2021 California Oil Spill Becomes Call to Action for Environmentalists
Scott Breneman told a congressional subcommittee Monday about how his fishing business was upended by the Orange County oil spill discovered off California’s coast on October 1.
After a day of fishing 90 miles off the coast, “We were coming in the harbor and I detected a distinct odor of oil,” Breneman said.
He and his crew checked their boat engine but determined the odor was coming from somewhere else. He found out the source the next day, when state environmental officials put out a press release saying oil was found leaking from an underwater pipeline emanating near an offshore oil rig.
Sales from his fishing operations and his restaurant along the shore plummeted, “down 90 percent these past few weeks,” he told a House Natural Resources subcommittee during a field hearing in Irvine, Calif.
“I’m not sure how long this is going to last,” Breneman said. “It brought me to the realization that something out of our control can completely control your life.”
Although the hearing focused on the Orange County oil spill, it could just as easily have been about fossil fuels and the need for alternative energy.
Lawmakers and expert witnesses bemoaned the increasingly deep hurt the oil industry is inflicting on the climate while pledging to find better options.
“The risks simply aren’t worth it,” Rep. Mike Levin, D-Calif., said about offshore oil drilling.
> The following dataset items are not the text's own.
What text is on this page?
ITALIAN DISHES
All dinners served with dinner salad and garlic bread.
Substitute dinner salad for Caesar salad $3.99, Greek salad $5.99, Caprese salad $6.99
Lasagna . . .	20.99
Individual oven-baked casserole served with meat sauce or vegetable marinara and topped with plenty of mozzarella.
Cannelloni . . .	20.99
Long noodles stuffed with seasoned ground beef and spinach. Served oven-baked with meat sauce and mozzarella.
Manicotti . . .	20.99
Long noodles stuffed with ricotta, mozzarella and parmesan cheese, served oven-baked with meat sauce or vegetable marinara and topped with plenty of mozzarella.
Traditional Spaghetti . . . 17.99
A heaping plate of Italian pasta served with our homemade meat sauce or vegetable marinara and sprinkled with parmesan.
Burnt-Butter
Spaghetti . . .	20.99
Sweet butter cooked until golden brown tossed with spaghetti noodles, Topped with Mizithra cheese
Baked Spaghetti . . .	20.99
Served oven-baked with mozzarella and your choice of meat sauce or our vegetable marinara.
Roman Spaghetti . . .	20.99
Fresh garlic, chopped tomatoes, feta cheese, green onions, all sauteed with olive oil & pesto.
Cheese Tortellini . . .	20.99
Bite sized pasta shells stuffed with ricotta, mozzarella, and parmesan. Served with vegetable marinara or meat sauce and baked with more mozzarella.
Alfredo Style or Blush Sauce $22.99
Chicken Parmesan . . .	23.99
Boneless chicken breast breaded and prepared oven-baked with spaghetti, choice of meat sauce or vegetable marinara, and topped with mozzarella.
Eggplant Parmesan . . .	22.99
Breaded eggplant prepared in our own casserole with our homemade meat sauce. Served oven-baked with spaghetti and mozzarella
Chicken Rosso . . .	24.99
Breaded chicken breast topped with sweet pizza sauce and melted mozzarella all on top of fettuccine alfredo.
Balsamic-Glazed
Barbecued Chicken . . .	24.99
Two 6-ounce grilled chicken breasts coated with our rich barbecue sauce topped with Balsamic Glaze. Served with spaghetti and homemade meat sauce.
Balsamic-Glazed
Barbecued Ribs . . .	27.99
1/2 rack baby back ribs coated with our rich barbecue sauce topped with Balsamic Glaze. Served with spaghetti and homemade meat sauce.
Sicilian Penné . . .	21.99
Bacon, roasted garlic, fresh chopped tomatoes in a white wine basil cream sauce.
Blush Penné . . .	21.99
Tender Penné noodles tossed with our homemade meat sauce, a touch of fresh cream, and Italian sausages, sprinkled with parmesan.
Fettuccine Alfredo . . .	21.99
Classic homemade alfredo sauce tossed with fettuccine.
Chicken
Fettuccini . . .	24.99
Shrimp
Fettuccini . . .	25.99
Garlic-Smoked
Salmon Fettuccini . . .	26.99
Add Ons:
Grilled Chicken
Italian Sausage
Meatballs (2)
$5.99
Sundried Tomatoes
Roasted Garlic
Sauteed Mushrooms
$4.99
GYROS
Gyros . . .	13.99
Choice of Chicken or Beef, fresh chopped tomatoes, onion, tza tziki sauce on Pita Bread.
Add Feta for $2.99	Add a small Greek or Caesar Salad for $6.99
He said he spoke with his constituents about oil drilling and found the only ones who support it are oil industry executives and employees.
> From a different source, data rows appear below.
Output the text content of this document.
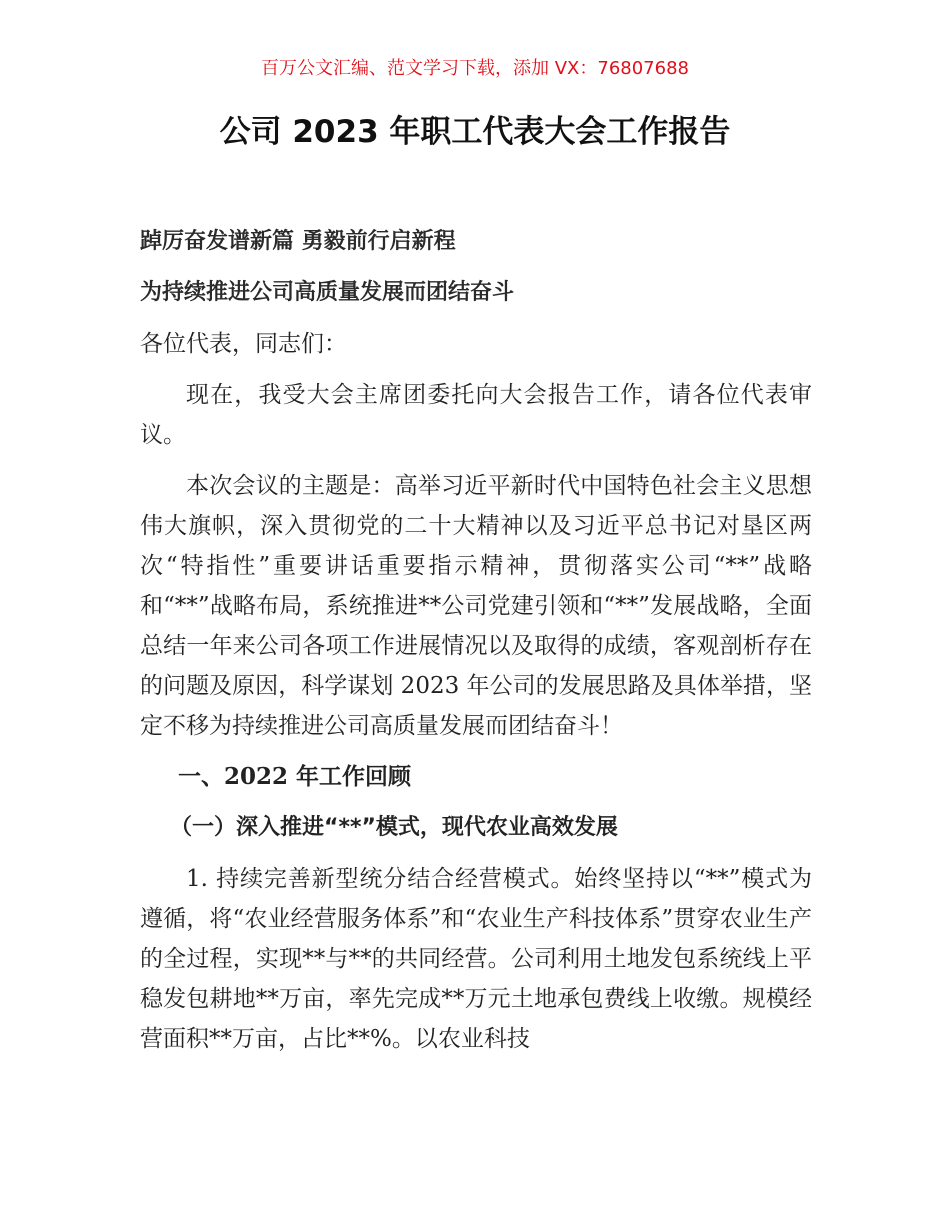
百万公文汇编、范文学习下载，添加 VX：76807688
公司 2023 年职工代表大会工作报告

踔厉奋发谱新篇 勇毅前行启新程

为持续推进公司高质量发展而团结奋斗

各位代表，同志们：

现在，我受大会主席团委托向大会报告工作，请各位代表审议。

本次会议的主题是：高举习近平新时代中国特色社会主义思想伟大旗帜，深入贯彻党的二十大精神以及习近平总书记对垦区两次“特指性”重要讲话重要指示精神，贯彻落实公司“**”战略和“**”战略布局，系统推进**公司党建引领和“**”发展战略，全面总结一年来公司各项工作进展情况以及取得的成绩，客观剖析存在的问题及原因，科学谋划 2023 年公司的发展思路及具体举措，坚定不移为持续推进公司高质量发展而团结奋斗！

一、2022 年工作回顾
（一）深入推进“**”模式，现代农业高效发展

1. 持续完善新型统分结合经营模式。始终坚持以“**”模式为遵循，将“农业经营服务体系”和“农业生产科技体系”贯穿农业生产的全过程，实现**与**的共同经营。公司利用土地发包系统线上平稳发包耕地**万亩，率先完成**万元土地承包费线上收缴。规模经营面积**万亩，占比**%。以农业科技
Rep. Sara Jacobs, D-Calif., said preparedness for oil spills needs to be improved as the United States only slowly weans itself off its addiction to fossil fuels.
“This is likely not to be the last one we see,” she said as the cleanup from the October spill continues off the coast of her home district near San Diego.
The Business Alliance for Protecting the Pacific Coast estimates California’s ocean economy contributes $53.4 billion to the state’s annual economy.
The spill was first reported to federal authorities by a passing ship whose crew spotted an oil slick on the evening of October 1. The next day, Huntington Beach officials closed their normally crowded beach as crude oil began washing ashore.
A quick investigation by the Coast Guard and commercial divers found a 17.7-mile pipeline connecting offshore oil platforms with the shore had been displaced, most likely after being dragged by a ship’s anchor. The pipeline is operated by Beta Offshore, a Long Beach unit of Houston’s Amplify Energy.
The Coast Guard estimated the roughly 25,000 gallon spill spread over 8,320 acres of the ocean’s surface. The last California spill of similar size was the 2015 Refugio oil spill in Santa Barbara County, which took four months to clean up.
California Department of Justice officials say they are working with federal, state and local authorities to find the exact cause of the spill.
Meanwhile, federal and state officials are turning to what can be done to help local businesses recover. Some of the heaviest damage fell on fishermen, tourist resorts and beachfront restaurants in the Huntington Beach area.
One proposal in only its early talking stages in Congress is $20 million in disaster relief funds. Another one would dedicate some of the Biden administration’s Build Back Better Plan environmental funding to recover from the damage.
Michael H. Ziccardi, a University of California at Davis veterinarian, said wildlife contaminated by oil at Huntington Beach included seven rare snowy plover birds and at least one dolphin that had to be euthanized.
He drew parallels to the 2010 Deepwater Horizon oil spill near New Orleans when he talked about still undetermined risks to corals that form the cradle of sea life.
There is a chance of long-term effects,” Ziccardi said.
The Deepwater Horizon explosion and oil leak was the biggest offshore oil spill in history. It damaged sensitive corals lying deep in the ocean.
Vipe Desai, founding member of the Business Alliance for Protecting the Pacific Coast, said the Orange County spill could be turned into an opportunity if political leaders use it as a wake-up call.
“Clean energy and offshore wind energy would be welcomed by California businesses,” Desai said.